Getting the best from a design competition
Nick Johnson, Urban Splash
24 August 2009
Design competitions are best used to generate flexible and imaginative solutions rather than a fixed end product - and they require committed clients to be successful.
Urban Splash’s Nick Johnson is the first to admit that building a reputation for delivering high-quality projects through design competitions is hard work, and requires commitment. "Competitions shouldn’t be a publicity stunt; if you play to their strengths, they can be an intrinsically good element of your business plan".
For more than a decade Urban Splash has used competitions to explore the potential of sites or expand the perceived limits of a building type. The company has developed a means of making competitions work to suit the development process, and to enhance it. The key has been to place emphasis on creative endeavour while making sure that competitions have a pragmatic purpose and are rigorously managed to mitigate against risks.
Nick Johnson is deputy chief executive of property developer Urban Splash. Originally trained as a building surveyor he brings vision and pragmatism to the company’s major projects. For Johnson, holding design competitions brings vital energy to their endeavour.
Nick Johnson's tips for making competitions work
1. assess the benefits of running a competition
2. know what you can bring to the project and choose a design team to complement this
3. set up a robust project-management structure for the competition process and delivery
4. remember competitions are best for flexible, imaginative solutions not fixed products
5. expect the unexpected in response to the challenges you set.
Weigh up the benefits and risks
There are benefits and risks in unning a design competition - they are not suitable for all projects. Apart from the considerable investment of time and commitment required, Johnson advises that it is worth assessing the value of a competition to your organisation. The benefits of running a design competition can include:
- inviting fresh thinking
- promoting a site
- making a step change in the quality of your organisation’s work
- attracting talented design teams
- assessing a range of approaches to design challenges
- delivering real innovative thinking within technical and financial constraints.
Let the best ideas win
Johnson views the competition process as an opportunity to find fresh approaches.

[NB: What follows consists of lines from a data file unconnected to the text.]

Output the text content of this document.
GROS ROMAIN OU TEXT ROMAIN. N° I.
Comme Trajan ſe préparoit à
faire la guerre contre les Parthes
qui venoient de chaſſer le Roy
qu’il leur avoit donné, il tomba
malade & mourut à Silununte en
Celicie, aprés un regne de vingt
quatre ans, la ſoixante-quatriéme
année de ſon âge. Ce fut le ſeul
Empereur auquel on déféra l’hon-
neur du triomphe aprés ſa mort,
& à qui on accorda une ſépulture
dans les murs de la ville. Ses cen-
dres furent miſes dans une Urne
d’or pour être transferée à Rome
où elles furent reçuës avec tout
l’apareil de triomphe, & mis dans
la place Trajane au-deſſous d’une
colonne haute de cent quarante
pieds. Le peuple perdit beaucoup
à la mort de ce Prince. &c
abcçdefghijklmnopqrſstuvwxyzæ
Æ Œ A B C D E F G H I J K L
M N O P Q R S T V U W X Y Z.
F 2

Urban Splash favours open competitions where anonymous entries could be from established firms or new practices. ‘We have commissioned architects on large projects who haven’t worked at a large scale - but they have handled things well and have gone on to develop successful practices.’
By investing in younger designers who are developing their approach to design, a savvy client can add to the distinctiveness of its own brand. If you are clear that the idea and approach is what you are looking for, focus on creative skill, says Johnson. Once a practice has won the competition it can gear up as required.

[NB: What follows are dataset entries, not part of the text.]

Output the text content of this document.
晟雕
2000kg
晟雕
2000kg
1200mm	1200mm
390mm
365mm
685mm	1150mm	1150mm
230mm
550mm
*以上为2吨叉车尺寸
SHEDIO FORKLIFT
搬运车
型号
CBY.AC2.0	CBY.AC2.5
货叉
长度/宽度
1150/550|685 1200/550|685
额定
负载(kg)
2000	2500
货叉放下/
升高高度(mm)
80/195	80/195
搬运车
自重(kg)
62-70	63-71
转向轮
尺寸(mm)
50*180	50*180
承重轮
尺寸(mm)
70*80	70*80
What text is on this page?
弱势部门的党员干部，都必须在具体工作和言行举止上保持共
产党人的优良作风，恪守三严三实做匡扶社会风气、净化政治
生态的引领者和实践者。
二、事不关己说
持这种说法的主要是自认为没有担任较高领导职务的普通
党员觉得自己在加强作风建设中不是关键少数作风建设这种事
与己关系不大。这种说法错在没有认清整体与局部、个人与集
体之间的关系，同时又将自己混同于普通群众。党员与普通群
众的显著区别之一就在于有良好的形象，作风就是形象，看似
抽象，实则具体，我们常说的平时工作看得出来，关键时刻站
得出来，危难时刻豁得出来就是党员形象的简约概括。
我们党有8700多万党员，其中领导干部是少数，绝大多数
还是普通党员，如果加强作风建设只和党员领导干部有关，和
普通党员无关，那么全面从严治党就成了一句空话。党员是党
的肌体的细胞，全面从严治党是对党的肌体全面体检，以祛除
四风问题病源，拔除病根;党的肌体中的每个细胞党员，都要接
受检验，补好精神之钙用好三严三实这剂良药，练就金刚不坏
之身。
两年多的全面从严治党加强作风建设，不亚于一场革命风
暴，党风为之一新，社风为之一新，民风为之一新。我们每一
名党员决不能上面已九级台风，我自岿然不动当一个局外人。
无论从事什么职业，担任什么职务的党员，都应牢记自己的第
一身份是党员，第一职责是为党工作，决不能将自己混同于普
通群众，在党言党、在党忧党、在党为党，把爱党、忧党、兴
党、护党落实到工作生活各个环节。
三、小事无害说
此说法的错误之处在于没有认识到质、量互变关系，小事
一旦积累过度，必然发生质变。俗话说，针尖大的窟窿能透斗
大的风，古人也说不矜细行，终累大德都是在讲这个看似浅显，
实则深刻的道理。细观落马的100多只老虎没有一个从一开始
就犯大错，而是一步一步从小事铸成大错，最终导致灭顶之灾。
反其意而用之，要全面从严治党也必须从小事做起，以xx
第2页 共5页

Make sure you are a committed client
Competitions often fail because of a lack of commitment from the client. It is essential to identify a project champion and a project manager to take the project forward.

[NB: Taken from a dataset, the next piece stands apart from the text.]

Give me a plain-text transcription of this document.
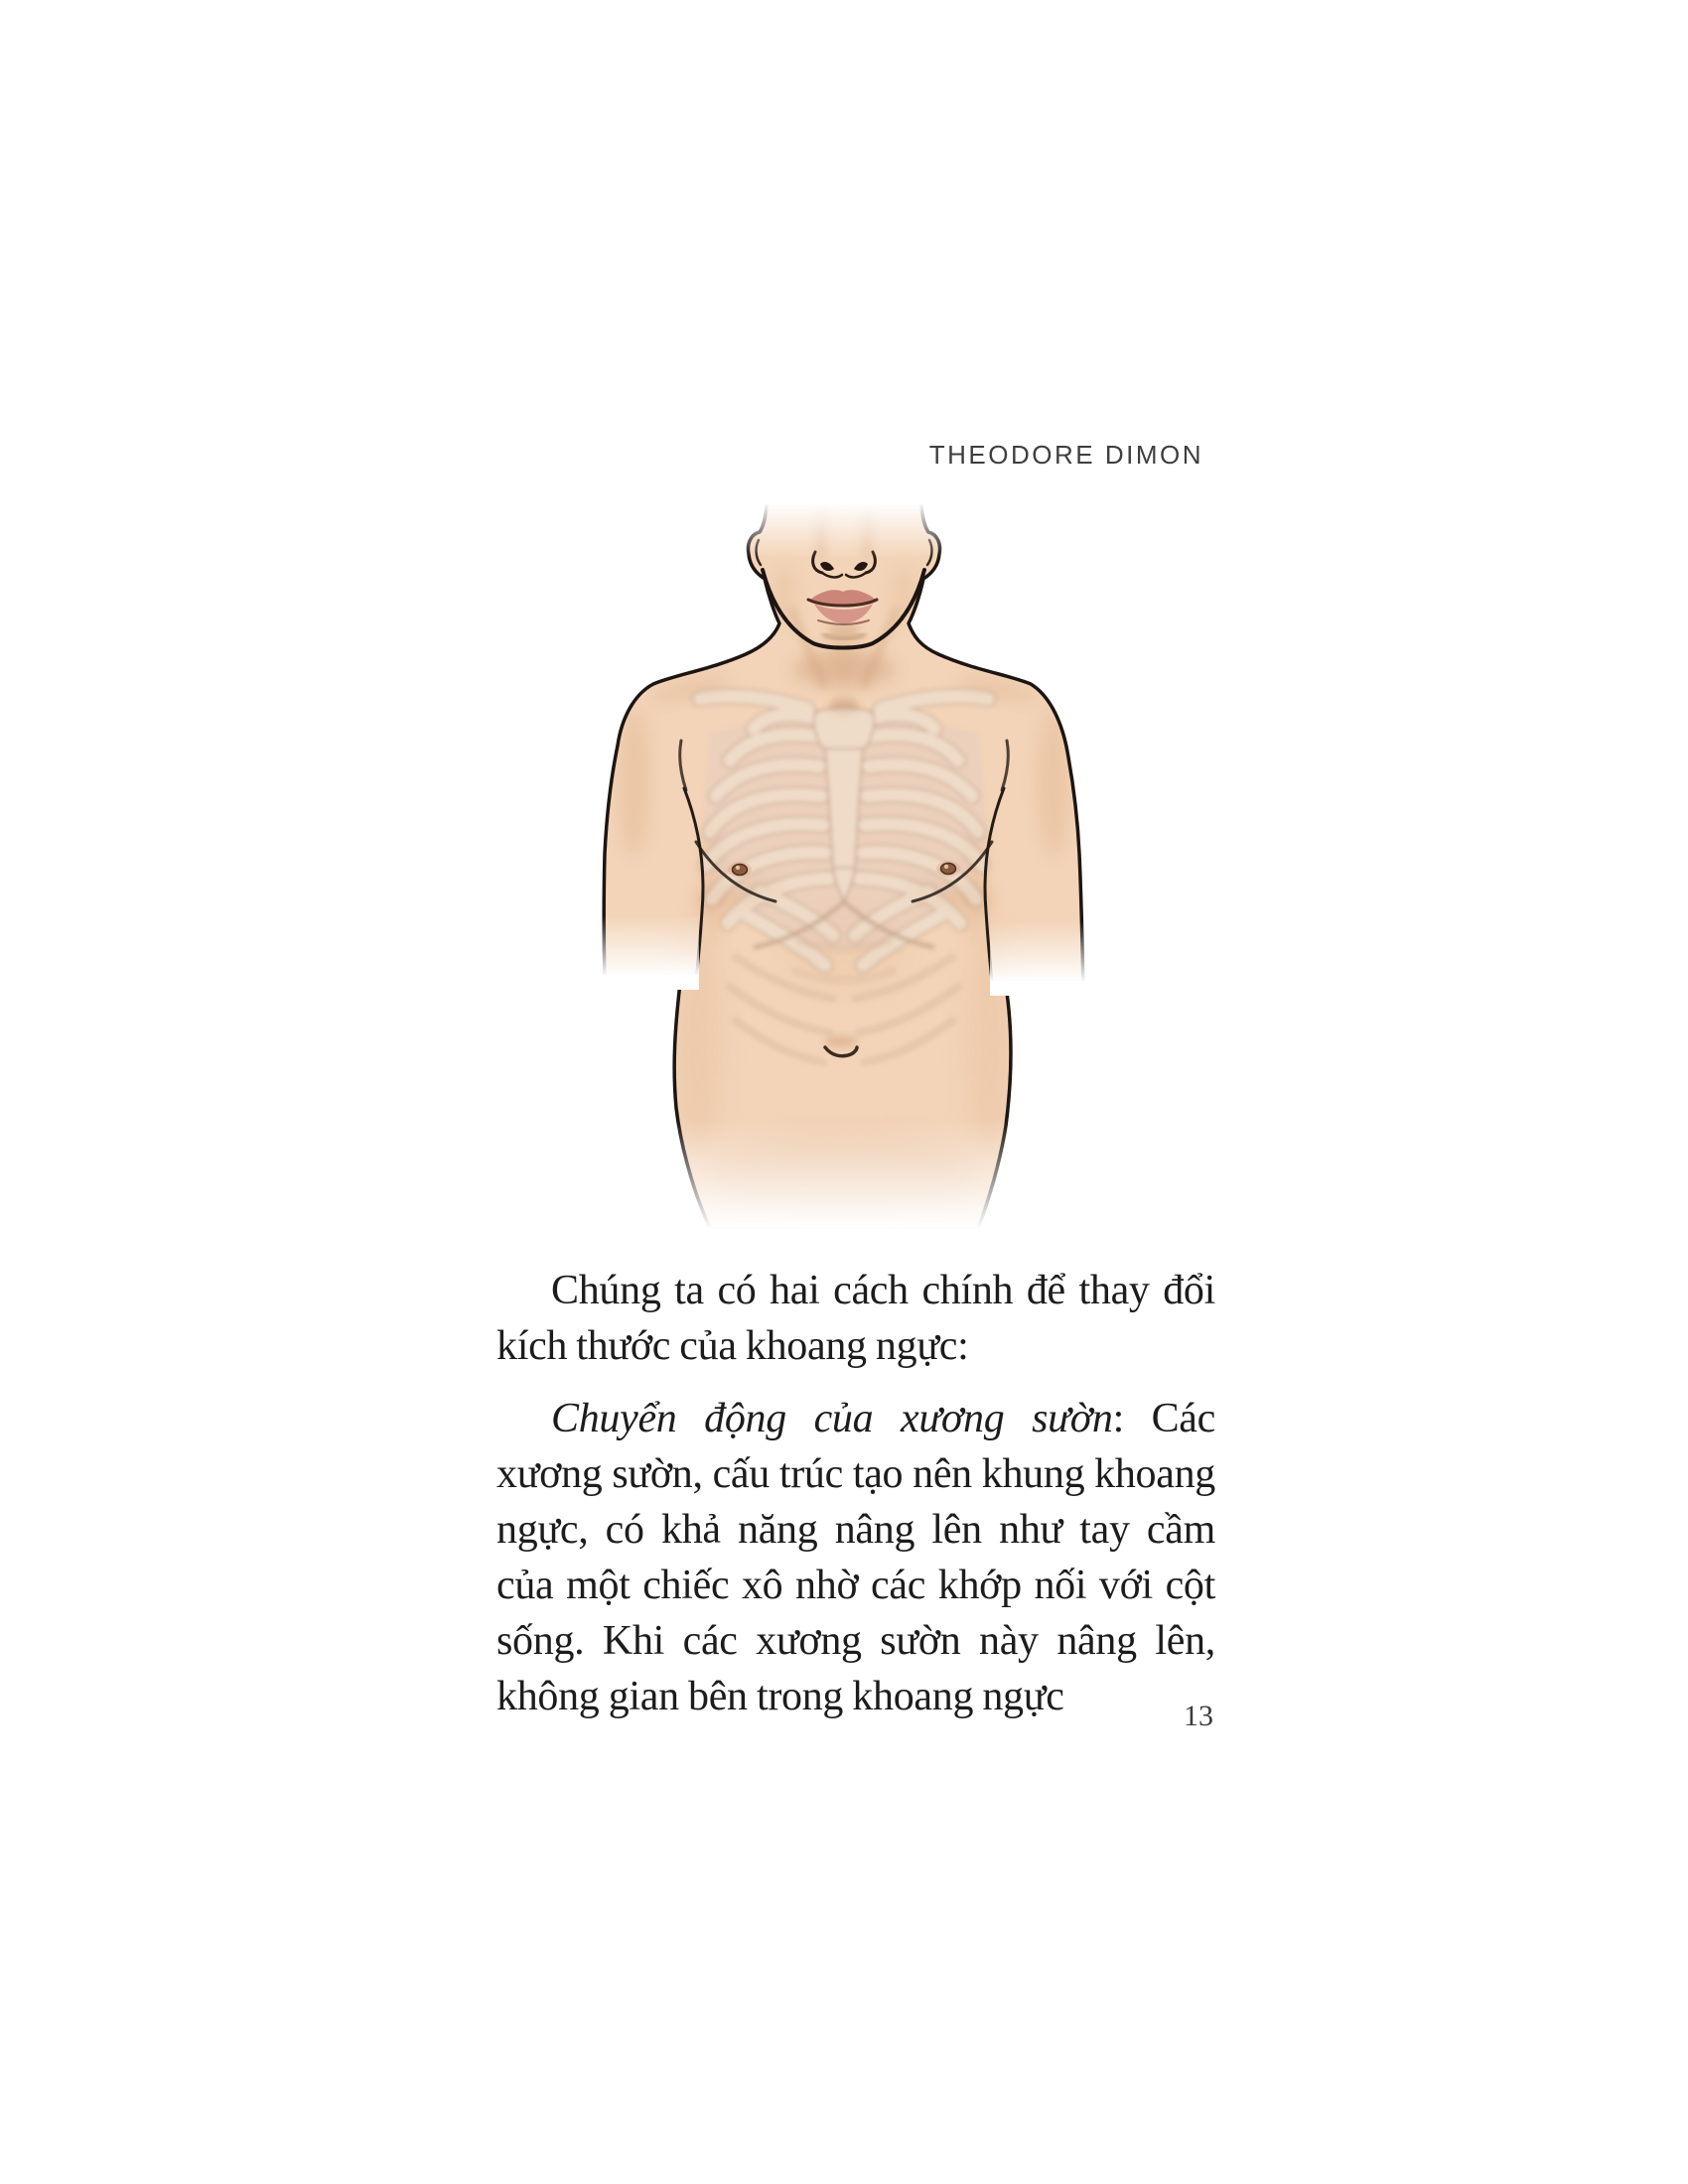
THEODORE DIMON

Chúng ta có hai cách chính để thay đổi kích thước của khoang ngực:

Chuyển động của xương sườn: Các xương sườn, cấu trúc tạo nên khung khoang ngực, có khả năng nâng lên như tay cầm của một chiếc xô nhờ các khớp nối với cột sống. Khi các xương sườn này nâng lên, không gian bên trong khoang ngực	13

A committed client knows it has an instrumental role in bringing projects to successful fruition. Johnson sees the client and design team’s skills as complementary; ‘We trust ourselves to work well with design teams; we are aware of the pitfalls and we invest in experienced project managers who provide a counterbalance.’
Create the opportunity for innovation
Competitions can be used to deliberately expand thinking about a development scenario. For example, the Timber Wharf competition asked for a new housing type to provide contemporary urban living at the price of suburban volume-built housing. The winning entry by Glenn Howells Architects has won several awards.
Following the competition, the business case for the project was developed with the design team. As Johnson says; ‘Glenn’s competition entry for Timber Wharf was a statement of intent, initially it was five storeys and we built nine, so things do change as they are tested.’
Create a new sense of place
Johnson believes passionately that design competitions can contribute something vital to the regeneration of a place. They can be used to explore a site’s potential and to promote a vision of its future.
The brief for an international design competition for an abandoned 19th century pleasure island (LINK) asked for a presentation that ‘describes simply and clearly (no mumbo jumbo) your approach to the site and to creating architecture that will excite us’. The competitors had free rein to speculate on the qualities of place and mix of uses that could make a successful community.
Johnson is happy to take the conceptual framework of the competition entry and see the project evolve in development. ‘We like to keep things flexible. If anything, I think very proscriptive competitions are riskier.’
Attract the cream of the crop
Pitching the competition correctly is vital. Internationally, competitions abound, and yet jurors can occasionally be faced with either a dearth or a glut of submissions. Urban Splash attracts as many entries as possible to drive up standards. ‘Actually,’ Johnson acknowledges; ‘in this process the risk can be skewed against the entrants.’
Competitors invest a great deal of energy and time to develop a unique project. They will look for evidence that the client means to see a project through and assess the credibility of the jury or the client’s track record.
Think outside the box
Often the best, and the most rewarding, answers to difficult questions are the most challenging ones. In this sense the Urban Splash model is a marriage of the need of client and design team to innovate.
"Competitions take us to places we never expected to be. We don’t know where we might end up, but it won’t be where we intended, and that really gets us thinking".